Predicting the behavior of interacting humans by fusing data from multiple sources
This addresses the challenge of efficiently modeling human interactions for researchers and practitioners using online platforms, though it is incremental as it adapts existing multi-fidelity approaches to a new domain.
The paper tackled the problem of poor generalization from low-fidelity online experiments to real-world human interactions by extending multi-fidelity methods to combine sparse high-fidelity data with abundant low-fidelity data, resulting in accurate models of human behavior.
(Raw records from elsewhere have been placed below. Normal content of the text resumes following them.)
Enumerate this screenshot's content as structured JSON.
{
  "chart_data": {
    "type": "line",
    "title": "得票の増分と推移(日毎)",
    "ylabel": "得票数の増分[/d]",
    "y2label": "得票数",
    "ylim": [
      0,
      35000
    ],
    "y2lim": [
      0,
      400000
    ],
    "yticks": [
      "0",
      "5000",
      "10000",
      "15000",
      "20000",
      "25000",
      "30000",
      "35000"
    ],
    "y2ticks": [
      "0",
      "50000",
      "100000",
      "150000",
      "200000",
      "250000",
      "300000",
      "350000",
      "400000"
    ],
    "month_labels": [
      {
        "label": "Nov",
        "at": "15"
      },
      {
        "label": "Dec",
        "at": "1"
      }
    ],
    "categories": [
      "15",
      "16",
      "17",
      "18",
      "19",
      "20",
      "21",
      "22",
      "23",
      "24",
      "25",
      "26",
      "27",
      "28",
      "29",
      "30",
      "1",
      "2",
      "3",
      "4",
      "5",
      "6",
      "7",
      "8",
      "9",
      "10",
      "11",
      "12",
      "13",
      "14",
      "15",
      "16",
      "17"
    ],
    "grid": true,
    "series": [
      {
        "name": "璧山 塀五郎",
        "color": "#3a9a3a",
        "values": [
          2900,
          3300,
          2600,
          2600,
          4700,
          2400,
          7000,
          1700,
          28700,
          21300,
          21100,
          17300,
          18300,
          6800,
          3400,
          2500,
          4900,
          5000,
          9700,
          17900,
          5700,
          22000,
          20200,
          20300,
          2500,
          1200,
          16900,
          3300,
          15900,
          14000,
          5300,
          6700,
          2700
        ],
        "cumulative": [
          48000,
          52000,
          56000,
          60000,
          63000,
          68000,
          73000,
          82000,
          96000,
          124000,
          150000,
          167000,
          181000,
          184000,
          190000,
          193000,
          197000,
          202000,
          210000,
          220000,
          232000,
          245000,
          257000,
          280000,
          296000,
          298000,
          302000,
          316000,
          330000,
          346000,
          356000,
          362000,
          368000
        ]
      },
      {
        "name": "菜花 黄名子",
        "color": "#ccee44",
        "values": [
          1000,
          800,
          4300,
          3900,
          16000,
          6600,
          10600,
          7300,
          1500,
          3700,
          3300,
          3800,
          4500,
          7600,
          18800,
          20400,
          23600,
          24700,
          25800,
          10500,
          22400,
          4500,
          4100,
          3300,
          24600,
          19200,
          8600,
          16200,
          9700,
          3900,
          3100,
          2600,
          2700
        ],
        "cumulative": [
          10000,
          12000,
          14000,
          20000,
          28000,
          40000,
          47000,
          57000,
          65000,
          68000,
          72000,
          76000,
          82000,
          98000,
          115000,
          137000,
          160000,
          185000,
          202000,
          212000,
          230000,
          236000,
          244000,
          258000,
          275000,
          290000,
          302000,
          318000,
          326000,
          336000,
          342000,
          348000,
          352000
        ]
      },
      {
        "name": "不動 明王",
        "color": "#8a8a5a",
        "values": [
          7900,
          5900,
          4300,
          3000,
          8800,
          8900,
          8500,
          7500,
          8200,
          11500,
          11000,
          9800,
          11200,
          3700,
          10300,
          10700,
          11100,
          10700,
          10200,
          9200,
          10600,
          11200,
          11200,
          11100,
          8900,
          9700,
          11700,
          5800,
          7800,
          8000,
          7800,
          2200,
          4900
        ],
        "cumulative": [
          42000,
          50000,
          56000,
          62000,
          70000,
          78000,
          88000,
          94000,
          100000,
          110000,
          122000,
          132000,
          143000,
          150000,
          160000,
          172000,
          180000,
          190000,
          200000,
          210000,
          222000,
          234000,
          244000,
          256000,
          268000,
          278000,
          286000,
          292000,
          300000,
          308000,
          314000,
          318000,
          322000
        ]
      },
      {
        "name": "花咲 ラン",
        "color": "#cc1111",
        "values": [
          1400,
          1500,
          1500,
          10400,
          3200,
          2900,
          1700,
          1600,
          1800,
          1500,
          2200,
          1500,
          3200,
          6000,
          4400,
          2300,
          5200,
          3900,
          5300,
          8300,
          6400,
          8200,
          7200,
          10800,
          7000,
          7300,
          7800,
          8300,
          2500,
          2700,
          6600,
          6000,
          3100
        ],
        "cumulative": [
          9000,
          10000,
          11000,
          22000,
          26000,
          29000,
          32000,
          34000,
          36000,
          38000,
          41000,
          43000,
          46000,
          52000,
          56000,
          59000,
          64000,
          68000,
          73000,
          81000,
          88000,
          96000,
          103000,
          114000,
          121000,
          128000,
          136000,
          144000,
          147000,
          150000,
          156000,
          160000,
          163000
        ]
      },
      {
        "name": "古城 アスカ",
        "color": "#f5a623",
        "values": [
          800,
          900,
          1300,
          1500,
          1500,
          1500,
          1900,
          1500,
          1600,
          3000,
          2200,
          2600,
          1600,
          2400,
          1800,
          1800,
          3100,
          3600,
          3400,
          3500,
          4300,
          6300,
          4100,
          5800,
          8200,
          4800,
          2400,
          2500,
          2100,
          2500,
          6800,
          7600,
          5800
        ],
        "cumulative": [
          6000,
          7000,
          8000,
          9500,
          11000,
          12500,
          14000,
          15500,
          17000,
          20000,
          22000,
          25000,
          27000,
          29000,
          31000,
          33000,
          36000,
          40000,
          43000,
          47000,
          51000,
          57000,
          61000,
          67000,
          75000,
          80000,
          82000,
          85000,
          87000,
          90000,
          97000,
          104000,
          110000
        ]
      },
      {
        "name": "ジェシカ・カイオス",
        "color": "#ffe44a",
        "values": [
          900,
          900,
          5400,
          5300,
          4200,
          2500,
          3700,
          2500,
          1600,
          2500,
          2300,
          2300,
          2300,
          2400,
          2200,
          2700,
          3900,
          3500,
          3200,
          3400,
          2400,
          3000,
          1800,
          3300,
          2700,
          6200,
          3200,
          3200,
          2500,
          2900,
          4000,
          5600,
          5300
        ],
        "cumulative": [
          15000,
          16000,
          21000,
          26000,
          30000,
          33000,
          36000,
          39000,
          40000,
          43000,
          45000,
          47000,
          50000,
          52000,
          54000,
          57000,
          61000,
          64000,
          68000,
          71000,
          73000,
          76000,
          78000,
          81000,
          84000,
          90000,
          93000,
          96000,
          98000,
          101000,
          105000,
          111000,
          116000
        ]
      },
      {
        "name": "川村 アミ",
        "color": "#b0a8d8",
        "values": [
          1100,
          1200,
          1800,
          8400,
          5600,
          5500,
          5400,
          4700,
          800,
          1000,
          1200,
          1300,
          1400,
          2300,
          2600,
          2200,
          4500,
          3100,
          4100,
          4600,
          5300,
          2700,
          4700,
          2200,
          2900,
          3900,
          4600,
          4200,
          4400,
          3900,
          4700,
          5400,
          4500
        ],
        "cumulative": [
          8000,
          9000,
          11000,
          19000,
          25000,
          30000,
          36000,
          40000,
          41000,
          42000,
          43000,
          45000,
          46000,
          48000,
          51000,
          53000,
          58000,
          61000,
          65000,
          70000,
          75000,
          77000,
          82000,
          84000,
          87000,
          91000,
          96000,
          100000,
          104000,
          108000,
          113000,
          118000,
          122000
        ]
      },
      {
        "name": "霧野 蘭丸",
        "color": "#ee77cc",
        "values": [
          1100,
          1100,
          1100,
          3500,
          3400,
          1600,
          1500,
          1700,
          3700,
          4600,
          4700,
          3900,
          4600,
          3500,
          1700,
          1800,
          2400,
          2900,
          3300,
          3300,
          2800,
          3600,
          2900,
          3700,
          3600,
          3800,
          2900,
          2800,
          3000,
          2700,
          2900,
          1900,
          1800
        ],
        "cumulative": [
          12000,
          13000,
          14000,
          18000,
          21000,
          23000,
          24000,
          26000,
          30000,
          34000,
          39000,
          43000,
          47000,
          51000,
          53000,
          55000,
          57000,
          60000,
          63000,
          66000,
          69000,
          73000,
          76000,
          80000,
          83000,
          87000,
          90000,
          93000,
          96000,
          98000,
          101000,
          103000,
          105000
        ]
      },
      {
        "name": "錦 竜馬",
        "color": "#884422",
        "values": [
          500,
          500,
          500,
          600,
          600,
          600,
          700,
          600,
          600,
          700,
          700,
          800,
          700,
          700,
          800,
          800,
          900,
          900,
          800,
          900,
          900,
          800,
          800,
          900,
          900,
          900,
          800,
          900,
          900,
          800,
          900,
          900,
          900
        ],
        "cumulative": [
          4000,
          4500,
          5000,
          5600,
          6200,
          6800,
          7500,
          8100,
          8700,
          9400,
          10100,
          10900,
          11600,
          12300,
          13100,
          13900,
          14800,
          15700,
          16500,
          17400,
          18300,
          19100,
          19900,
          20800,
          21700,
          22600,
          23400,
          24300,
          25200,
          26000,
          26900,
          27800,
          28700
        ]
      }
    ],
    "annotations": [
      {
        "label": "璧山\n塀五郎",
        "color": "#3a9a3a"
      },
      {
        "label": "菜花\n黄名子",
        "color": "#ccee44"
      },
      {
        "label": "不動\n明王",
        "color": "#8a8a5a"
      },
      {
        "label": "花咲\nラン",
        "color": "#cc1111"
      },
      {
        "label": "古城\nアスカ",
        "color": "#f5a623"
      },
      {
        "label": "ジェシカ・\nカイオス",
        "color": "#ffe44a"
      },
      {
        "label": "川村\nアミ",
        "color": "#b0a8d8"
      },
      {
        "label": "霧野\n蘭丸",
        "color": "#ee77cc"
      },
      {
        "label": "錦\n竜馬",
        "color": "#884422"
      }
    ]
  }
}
Multi-fidelity methods combine inexpensive low-fidelity simulations with costly but high-fidelity simulations to produce an accurate model of a system of interest at minimal cost. They have proven useful in modeling physical systems and have been applied to engineering problems such as wing-design optimization. During human-in-the-loop experimentation, it has become increasingly common to use online platforms, like Mechanical Turk, to run low-fidelity experiments to gather human performance data in an efficient manner. One concern with these experiments is that the results obtained from the online environment generalize poorly to the actual domain of interest. To address this limitation, we extend traditional multi-fidelity approaches to allow us to combine fewer data points from high-fidelity human-in-the-loop experiments with plentiful but less accurate data from low-fidelity experiments to produce accurate models of how humans interact. We present both model-based and model-free methods, and summarize the predictive performance of each method under different conditions.